Pregnancy Considerations
- Treatment guided by lesion stage, gestational age, maternal risk-benefit.
- Early stage diagnosed before 3 months: treatment may delay until fetal maturity.
- Later pregnancy: possible cold knife conization or trachelectomy with planned early C-section.

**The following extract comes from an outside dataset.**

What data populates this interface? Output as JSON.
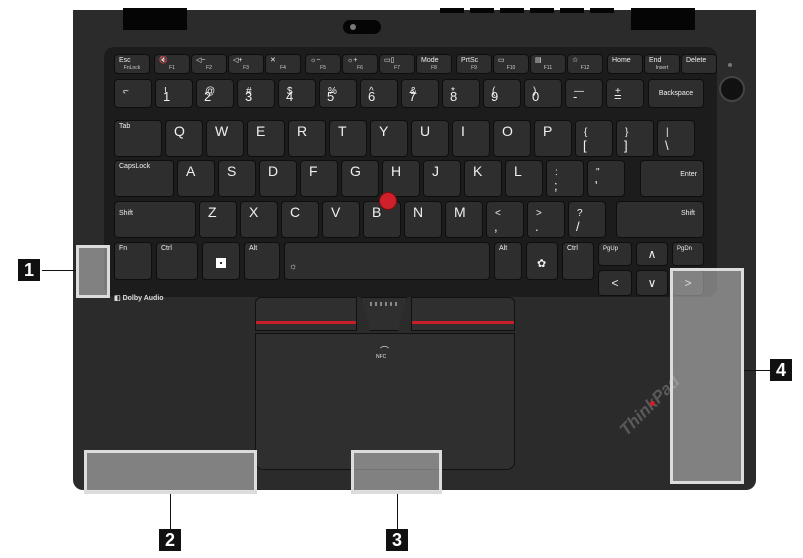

- Advanced disease: chemotherapy usually safe in 2nd/3rd trimester; risks include early labor, low birth weight.
Admission & Nursing
- For active bleeding, dehydration, treatment complications, ureteral obstruction.
- Vaginal packing and radiation for bleeding control.
Ongoing Care
Follow-Up
- Physical/pelvic exams every 3-6 months for 2 years, then every 6-12 months until 5 years, then yearly.
- Pap smears yearly; limited for recurrence detection.
- CT and PET imaging if recurrence suspected (3-4 months post treatment).
- Watch for vaginal bleeding, weight loss, edema, pelvic/thigh pain.
Patient Education
- Refer to Society of Gynecologic Oncology and Foundation for Women’s Cancer.
Prognosis
- 5-year survival:
- Localized: 92%
- Regional: 59%
- Distant: 17%
- Overall: 67%
- Serum SCC-Ag useful for monitoring treatment response, recurrence, prognosis.
Complications
- Ovarian failure (radiation or surgery).
- Hemorrhage, pelvic infection, genitourinary fistula, bladder/sexual dysfunction.
- Ureteral obstruction with renal failure.
- Bowel obstruction, pulmonary embolism, lymphedema.
Clinical Pearls
- Second most common malignancy in women worldwide.
- HPV immunization and screening can nearly eliminate cervical cancer.
- Early detection and access to care are critical to reducing disease burden.